Pertanyaannya sekarang adalah untuk kepentingan yang mana Anies-Sandi memimpin dan atau membentuk program pembangunan DKI Jakarta?
Untuk kepentingan - sebut saja - JKT58, termasuk kelompok-kelompok politik pengusung dan pendukung saat pilkada kemarin (?) Atau, untuk kepentingan brandingdiri dengan jalan - sebut saja - 'deahokisasi' atau membuat pembedaan yang tegas antara program pembangunan a la Anies-Sandi dengan program pembangunan a la Ahok-Djarot di DKI Jakarta (?)
Apapun itu, sekali lagi, konsep program pembangunan DKI Anies-Sandi saat ini sudah dipandang perlu untuk dievalusi atau dibuat lebih jelas, logis dan realistis, dan dieksekusi sesegera mungkin.

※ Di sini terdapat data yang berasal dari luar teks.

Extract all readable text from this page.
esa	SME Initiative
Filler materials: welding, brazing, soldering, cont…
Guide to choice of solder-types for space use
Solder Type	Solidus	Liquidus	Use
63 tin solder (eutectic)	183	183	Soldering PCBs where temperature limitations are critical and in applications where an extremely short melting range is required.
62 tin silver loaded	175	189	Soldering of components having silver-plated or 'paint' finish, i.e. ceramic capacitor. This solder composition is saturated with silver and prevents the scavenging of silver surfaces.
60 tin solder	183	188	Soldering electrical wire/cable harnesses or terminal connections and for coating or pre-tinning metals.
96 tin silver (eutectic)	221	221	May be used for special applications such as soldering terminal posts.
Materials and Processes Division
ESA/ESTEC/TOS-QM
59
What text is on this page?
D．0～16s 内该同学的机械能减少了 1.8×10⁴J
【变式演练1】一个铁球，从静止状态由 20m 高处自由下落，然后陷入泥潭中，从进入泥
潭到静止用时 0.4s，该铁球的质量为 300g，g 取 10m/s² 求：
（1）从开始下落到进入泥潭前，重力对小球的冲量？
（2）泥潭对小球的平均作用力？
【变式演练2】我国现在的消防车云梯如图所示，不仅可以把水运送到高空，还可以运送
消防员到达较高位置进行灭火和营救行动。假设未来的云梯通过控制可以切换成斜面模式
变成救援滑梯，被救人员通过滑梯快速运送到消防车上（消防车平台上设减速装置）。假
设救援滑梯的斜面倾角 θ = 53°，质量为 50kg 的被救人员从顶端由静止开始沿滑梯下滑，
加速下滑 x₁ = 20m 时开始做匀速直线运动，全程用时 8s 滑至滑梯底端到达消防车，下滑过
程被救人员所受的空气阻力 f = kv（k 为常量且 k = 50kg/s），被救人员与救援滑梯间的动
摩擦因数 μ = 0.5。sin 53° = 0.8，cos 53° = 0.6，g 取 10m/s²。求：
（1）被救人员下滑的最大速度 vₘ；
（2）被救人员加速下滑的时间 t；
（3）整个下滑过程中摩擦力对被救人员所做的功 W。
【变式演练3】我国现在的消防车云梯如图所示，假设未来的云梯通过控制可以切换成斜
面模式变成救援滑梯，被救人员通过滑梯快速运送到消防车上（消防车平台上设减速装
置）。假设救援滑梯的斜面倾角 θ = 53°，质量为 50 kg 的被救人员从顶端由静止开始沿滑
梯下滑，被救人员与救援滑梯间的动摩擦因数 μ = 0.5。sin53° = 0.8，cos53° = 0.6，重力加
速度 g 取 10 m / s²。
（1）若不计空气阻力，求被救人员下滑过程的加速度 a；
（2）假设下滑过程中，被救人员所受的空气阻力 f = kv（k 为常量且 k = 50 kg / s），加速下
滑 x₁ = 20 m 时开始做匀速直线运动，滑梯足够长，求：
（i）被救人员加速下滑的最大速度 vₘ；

Charles Spencer Chaplin (1889-1977) cukup sukses dengan satire politiknya dalam film komedi The Great Dictator yang dirilis 15 Oktober 1940. Dalam film komedi itu, Charles Spencer Chaplin (Chaplin) secara kocak 'memutarbalikkan logika cerita' dengan mempertukarkan posisi antara si tukang cukur dan si diktator, Adenoid Hynkel, pada bagin akhir film. Â
Dalam komedi guon parikeno, tulis Agus Noor, Basiyo juga mampu menghadirkan satu persoalan dengan 'memutarbalikkan logika cerita'. Misalnya lelucon tentang tukang becak dan penumpang. Basiyo merubahnya logika ceritanya menjadi 'bukan tukang becak yang butuh penumpang, tetapi penumpanglah yang membutuhkan tukang becak.'
Baik Chaplin atau pun Basiyo mengemas kritiknya atas laku pemerintah pada jamannya masing-masing dalam bentuk komedi. Dan itu lumrah. Kalau begitu, relasi kausalitas antara kritik, komedi dan politik bukanlah hal baru dan aneh dalam kamus demokrasi.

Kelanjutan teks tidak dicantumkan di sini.